While I still disagree about the aforementioned issue, I must admit I was wrong about a different issue
. Mats Zuccarello should definitely be the one to crack the starting lineup for the club over any of the other young prospects. His skill level is undeniable, and it was truly on display in the large European rinks this week. It just proves that his only issue will be adjustment to the NHL-style of play. Yes, he is not a typical fourth liner, but he brings that extra threat to a line that is typically weak on offense. It is also nice to have a 12th forward who can play the power play; that role may be the best way to utilize the strengths of his game. He will have struggles, there is no doubt of that, but in the long run it is important to have the most skilled team possible. That makes Zuke the obvious choice.
They have played a bunch of games together, but we have yet to see truly amazing hockey from the Richards/Gaborik combo. There is still plenty of time left for them, and you have to believe it will all come together. But even at this point, the contributions of Richards are impossible to ignore. Most importantly, the power play has transformed from stagnant to downright creative. Pucks and players are moving all over, and Richards distributed the puck from the point with confidence and no hesitation. Granted, they have the advantage of larger ice surfaces and weak opposition, but it is clear that in strategy, at least, the power play is improved. The only problem remaining is Gaborik on the point. He looks uncomfortable as a puck distributer. We would like to see him sitting in the “Shanny-zone” in the slot, where he only needs to worry about shooting the puck.
At the bottom of the food chain, Sean Avery and Erik Christensen are awaiting the final verdict. One of the two will be cut before the regular season starts. While many dislike Christensen for his inconsistency, we are beginning to think he is worth a spot more than Avery. He can at least score at times, unlike Avery who has not been the same offensive threat that he was before his ill-fated stint with the Stars. He also is not a loose cannon, and while Avery can be effective as an agitator (see: Simmonds, Wayne- 2 minutes, roughing), he can also lose himself in the heat of the moment (see: 2 minutes, unsportsmanlike conduct). The value of a shootout specialist can also not be understated, and Christensen is a breakaway master. The fans like Avery, at least the ones in New York, but the Rangers need to avoid the unpredictability of an agitator on the decline.
Meanwhile, the backend of the team seems to be in trouble. With Staal out, the formidable young defense looks much less formidable.
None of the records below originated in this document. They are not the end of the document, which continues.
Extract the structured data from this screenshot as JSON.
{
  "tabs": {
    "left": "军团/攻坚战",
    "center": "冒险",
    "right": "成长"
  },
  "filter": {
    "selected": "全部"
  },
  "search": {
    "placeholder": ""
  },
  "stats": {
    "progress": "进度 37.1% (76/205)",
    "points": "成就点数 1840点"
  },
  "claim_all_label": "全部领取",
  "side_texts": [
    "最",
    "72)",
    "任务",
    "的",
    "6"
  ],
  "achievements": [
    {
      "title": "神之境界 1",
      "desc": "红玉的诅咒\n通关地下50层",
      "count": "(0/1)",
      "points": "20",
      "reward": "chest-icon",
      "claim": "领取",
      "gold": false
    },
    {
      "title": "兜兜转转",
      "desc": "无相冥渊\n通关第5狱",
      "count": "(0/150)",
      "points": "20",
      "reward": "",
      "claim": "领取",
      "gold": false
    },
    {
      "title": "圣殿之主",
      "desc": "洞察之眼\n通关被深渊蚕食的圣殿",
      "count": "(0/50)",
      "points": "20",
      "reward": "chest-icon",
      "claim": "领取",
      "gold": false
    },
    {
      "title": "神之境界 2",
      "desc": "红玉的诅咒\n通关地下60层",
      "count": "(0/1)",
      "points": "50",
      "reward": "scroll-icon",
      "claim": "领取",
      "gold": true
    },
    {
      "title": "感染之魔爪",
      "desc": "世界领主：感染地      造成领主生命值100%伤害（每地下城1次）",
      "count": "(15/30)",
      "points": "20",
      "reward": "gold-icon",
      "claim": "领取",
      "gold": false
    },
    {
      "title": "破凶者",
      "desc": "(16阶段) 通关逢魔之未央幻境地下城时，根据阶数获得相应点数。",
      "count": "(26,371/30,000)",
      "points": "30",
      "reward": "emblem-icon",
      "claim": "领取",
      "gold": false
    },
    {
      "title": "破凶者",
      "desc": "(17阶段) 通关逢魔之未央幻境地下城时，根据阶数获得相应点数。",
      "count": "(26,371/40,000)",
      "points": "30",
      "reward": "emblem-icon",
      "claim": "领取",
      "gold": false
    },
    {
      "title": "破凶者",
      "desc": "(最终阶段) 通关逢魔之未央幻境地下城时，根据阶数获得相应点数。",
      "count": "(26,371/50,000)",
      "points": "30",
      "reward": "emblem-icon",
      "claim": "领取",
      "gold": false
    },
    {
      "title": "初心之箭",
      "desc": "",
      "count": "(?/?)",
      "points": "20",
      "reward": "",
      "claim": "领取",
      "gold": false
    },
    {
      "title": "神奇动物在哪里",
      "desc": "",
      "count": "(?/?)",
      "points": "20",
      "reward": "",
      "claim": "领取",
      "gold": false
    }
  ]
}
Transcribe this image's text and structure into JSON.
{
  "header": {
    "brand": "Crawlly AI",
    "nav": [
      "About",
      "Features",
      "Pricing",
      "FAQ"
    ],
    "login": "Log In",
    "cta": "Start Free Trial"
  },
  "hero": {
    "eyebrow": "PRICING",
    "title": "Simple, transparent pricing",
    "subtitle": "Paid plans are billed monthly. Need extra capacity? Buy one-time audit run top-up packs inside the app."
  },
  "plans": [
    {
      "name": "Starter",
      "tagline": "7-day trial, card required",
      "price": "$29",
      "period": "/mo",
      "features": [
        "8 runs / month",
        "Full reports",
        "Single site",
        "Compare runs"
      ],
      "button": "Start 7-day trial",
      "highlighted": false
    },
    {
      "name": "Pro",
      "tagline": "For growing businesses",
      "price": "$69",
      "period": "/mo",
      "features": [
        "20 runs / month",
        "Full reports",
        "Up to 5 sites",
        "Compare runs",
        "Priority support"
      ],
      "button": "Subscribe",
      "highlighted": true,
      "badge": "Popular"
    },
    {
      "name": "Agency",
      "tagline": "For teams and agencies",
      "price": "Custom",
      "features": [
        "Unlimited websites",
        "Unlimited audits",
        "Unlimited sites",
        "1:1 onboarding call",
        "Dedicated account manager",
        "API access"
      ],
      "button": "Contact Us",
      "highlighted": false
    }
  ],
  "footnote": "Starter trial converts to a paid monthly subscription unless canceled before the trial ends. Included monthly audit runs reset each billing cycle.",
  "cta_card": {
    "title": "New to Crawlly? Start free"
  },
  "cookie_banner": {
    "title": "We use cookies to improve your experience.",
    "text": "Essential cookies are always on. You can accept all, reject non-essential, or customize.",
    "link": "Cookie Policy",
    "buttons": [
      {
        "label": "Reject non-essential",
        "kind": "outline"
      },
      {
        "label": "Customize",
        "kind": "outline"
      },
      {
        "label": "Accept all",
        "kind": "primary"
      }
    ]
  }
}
Michael Del Zotto still has issues. Michael Sauer is hurt. The Rangers cannot afford to play Stu Bickel or Brendan Bell as a 6th defenseman, but they are both one injury away from a spot on the lineup. Right now, with two defenseman hurt, they will both be in the lineup. The defense has been successful in the past in bandaging the weakness of one defenseman (see: Gilroy, Matt), but it will be tough to hide the weakness of a Del Zotto/Bell, much less a Bickel/Bell pairing. Unless Staal gets healthy soon or Erixon figures it out in Hartford, it is going to be a long few months for Henrik Lundqvist.